• Taschkent

    May 25 in Uzbekistan ⋅ ☀️ 27 °C

    Wir fahren wieder über weite Ebenen, ca 5 Stunden, nach Taschkent.
    Taschkent mit drei Millionen Einwohnern bevölkerungsreichste Stadt Zentralasiens, liegt in einer Oase des kurzen, aber wasserreichen Flusses Tschirtschik (Chirchik) in den westlichen Ausläufern des Tienschan. Die Stadt ist über 2200 Jahre alt, und es gab Zeiten, da hat man mit Ehrfurcht vom reichen und mächtigen Schasch (Tschatsch) gesprochen. Mit seiner idealen Lage am Südrand der großen Steppen war es prädestiniert als Handelsstadt; hier fand der Austausch zwischen den Nomadenvölkern des Nordens und den Sesshaften der südlichen Oasen statt später dann auch zwischen Russland und den zentralasiatischen Khanaten. Als reiche Stadt an der Grenze zweier Zivilisationen war sie aber auch oft das Streitobjekt rivalisierender Herrscher.
    Dass Taschkent trotz dieser Bedeutung immer hinter Samarkand und Buchara zurückstand und auch heute eher Transitstation als Ziel der Reisenden ist, hat sowohl historische Ursachen als auch einen wesentlichen seismischen Grund: Die Stadt wurde 1966 von einem gewaltigen Erdbeben zerstört. Im Unterschied zu Aschgabat, wo bei einem Erdbeben 1948 fast die gesamte Bevölkerung umkam, hatte Taschkent Glück im Unglück. Das Beben, bestehend aus mehr als 1000 Erdstößen, zerbröselte zwar förmlich die orientalische Altstadt, forderte aber kaum Menschenleben. 75 000 Familien wurden obdachlos. Das Beben von Aschgabat hatte man verschwiegen, jenes von Taschkent wurde sofort publik gemacht und löste eine Welle von Hife aus.
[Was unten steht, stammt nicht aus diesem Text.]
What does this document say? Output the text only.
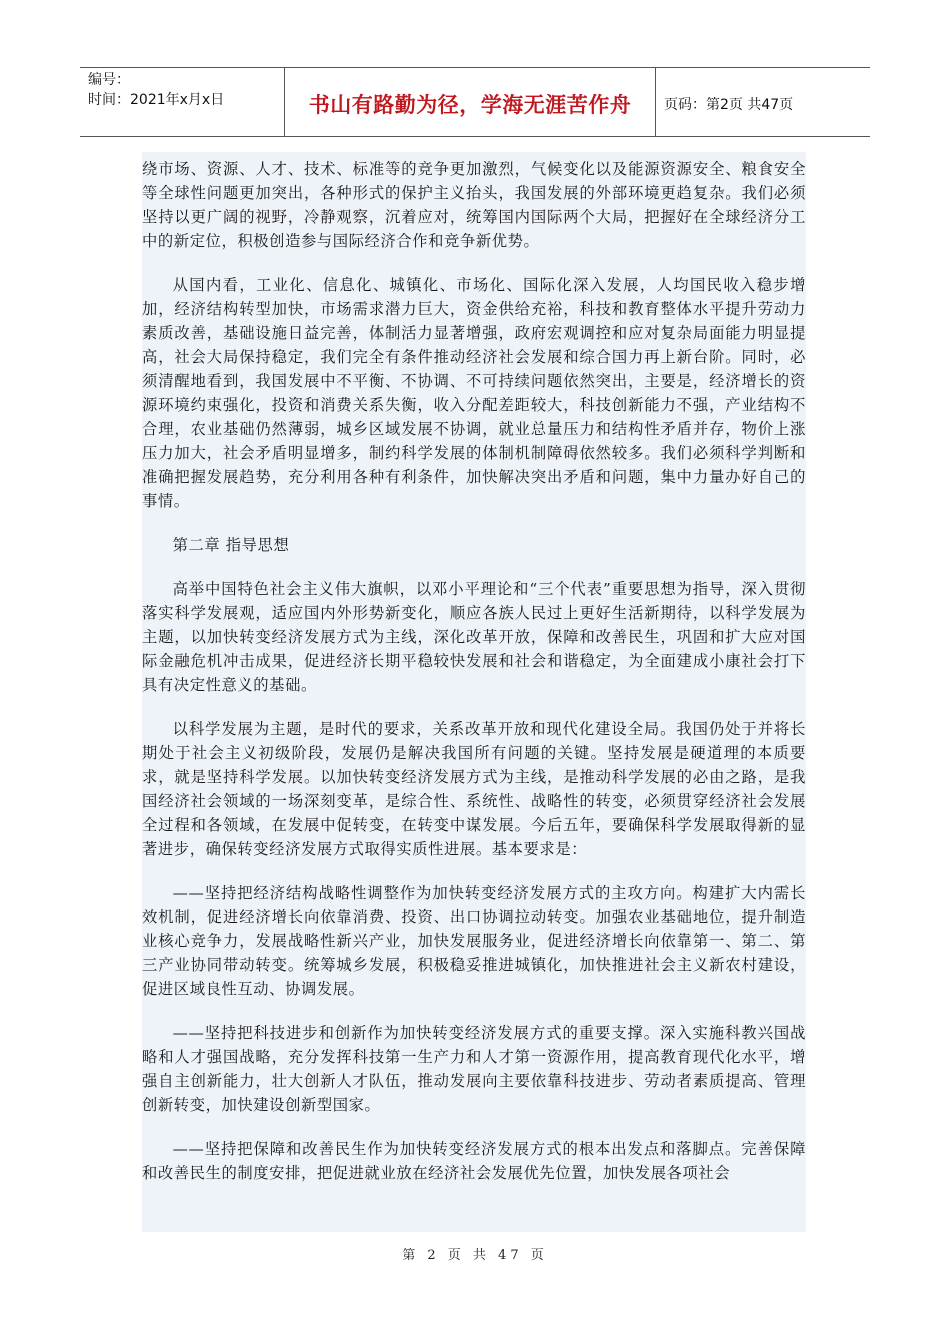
编号：
时间：2021年x月x日	书山有路勤为径，学海无涯苦作舟	页码：第2页 共47页

绕市场、资源、人才、技术、标准等的竞争更加激烈，气候变化以及能源资源安全、粮食安全等全球性问题更加突出，各种形式的保护主义抬头，我国发展的外部环境更趋复杂。我们必须坚持以更广阔的视野，冷静观察，沉着应对，统筹国内国际两个大局，把握好在全球经济分工中的新定位，积极创造参与国际经济合作和竞争新优势。

从国内看，工业化、信息化、城镇化、市场化、国际化深入发展，人均国民收入稳步增加，经济结构转型加快，市场需求潜力巨大，资金供给充裕，科技和教育整体水平提升劳动力素质改善，基础设施日益完善，体制活力显著增强，政府宏观调控和应对复杂局面能力明显提高，社会大局保持稳定，我们完全有条件推动经济社会发展和综合国力再上新台阶。同时，必须清醒地看到，我国发展中不平衡、不协调、不可持续问题依然突出，主要是，经济增长的资源环境约束强化，投资和消费关系失衡，收入分配差距较大，科技创新能力不强，产业结构不合理，农业基础仍然薄弱，城乡区域发展不协调，就业总量压力和结构性矛盾并存，物价上涨压力加大，社会矛盾明显增多，制约科学发展的体制机制障碍依然较多。我们必须科学判断和准确把握发展趋势，充分利用各种有利条件，加快解决突出矛盾和问题，集中力量办好自己的事情。

第二章 指导思想

高举中国特色社会主义伟大旗帜，以邓小平理论和“三个代表”重要思想为指导，深入贯彻落实科学发展观，适应国内外形势新变化，顺应各族人民过上更好生活新期待，以科学发展为主题，以加快转变经济发展方式为主线，深化改革开放，保障和改善民生，巩固和扩大应对国际金融危机冲击成果，促进经济长期平稳较快发展和社会和谐稳定，为全面建成小康社会打下具有决定性意义的基础。

以科学发展为主题，是时代的要求，关系改革开放和现代化建设全局。我国仍处于并将长期处于社会主义初级阶段，发展仍是解决我国所有问题的关键。坚持发展是硬道理的本质要求，就是坚持科学发展。以加快转变经济发展方式为主线，是推动科学发展的必由之路，是我国经济社会领域的一场深刻变革，是综合性、系统性、战略性的转变，必须贯穿经济社会发展全过程和各领域，在发展中促转变，在转变中谋发展。今后五年，要确保科学发展取得新的显著进步，确保转变经济发展方式取得实质性进展。基本要求是：

——坚持把经济结构战略性调整作为加快转变经济发展方式的主攻方向。构建扩大内需长效机制，促进经济增长向依靠消费、投资、出口协调拉动转变。加强农业基础地位，提升制造业核心竞争力，发展战略性新兴产业，加快发展服务业，促进经济增长向依靠第一、第二、第三产业协同带动转变。统筹城乡发展，积极稳妥推进城镇化，加快推进社会主义新农村建设，促进区域良性互动、协调发展。

——坚持把科技进步和创新作为加快转变经济发展方式的重要支撑。深入实施科教兴国战略和人才强国战略，充分发挥科技第一生产力和人才第一资源作用，提高教育现代化水平，增强自主创新能力，壮大创新人才队伍，推动发展向主要依靠科技进步、劳动者素质提高、管理创新转变，加快建设创新型国家。

——坚持把保障和改善民生作为加快转变经济发展方式的根本出发点和落脚点。完善保障和改善民生的制度安排，把促进就业放在经济社会发展优先位置，加快发展各项社会

第 2 页 共 47 页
    Tausende Bauarbeiter Sowjetunion kamen her und zogen in Rekordzeit neue Wohnblöcke im Zentrum und in neuen Satellitenstädten ringsum die Hauptstadt hoch. Taschkent kann mit Fug und Recht als respektables Museum sowjetischer Plattenbau-Architektur gelten.
    Wir steigen in einen hop on hop off 🚌 ein und fahren im rush hour ca. 2,5 Stunden durch die Stadt.
    Der Fernsehturm im Norden der Stadt unweit vom Aquapark ist nicht zu übersehen mit seinen 375 Metern Höhe. Er ist der höchste Fernsehturm Zentralasiens und der zwölfthochste der Welt. Fertiggestellt wurde er 1985.
    Amur Temur Platz steigen wir wieder aus und versuchen im nahe gelegenen Park mit Streetfood Buden etwas zu essen zu finden. Im Restaurant Ugolok, mit sozialistischen Charme wird uns eine Auswahl an Speisen angeboten, spezialisiert ist das Restaurant auf gebratene Hühnchen. Es schmeckt alles sehr 😋, Kosten 15 Euro.
    Es lassen sich entferntere Orte gut mit der Metro erreichen, es gibt drei einander kreuzende Linien, deren Stationen zweckmaßig über die Stadt verteilt sind. Die zentelen Stationen sind in ihrer thematisch künstlerischen Gestaltung sehenswert. Wir fahren einige Stationen an Kosten 0,12 Euro.
    Beim Ein- iund Aussteigen wird massiv gedrängelt. Hat man es aber in die Bahn geschafft, wird uns sofort ein Platz angeboten.
    Durch abgelegene Gassen laufen wir ca. 30 Minuten zurück zum Hotel Sato.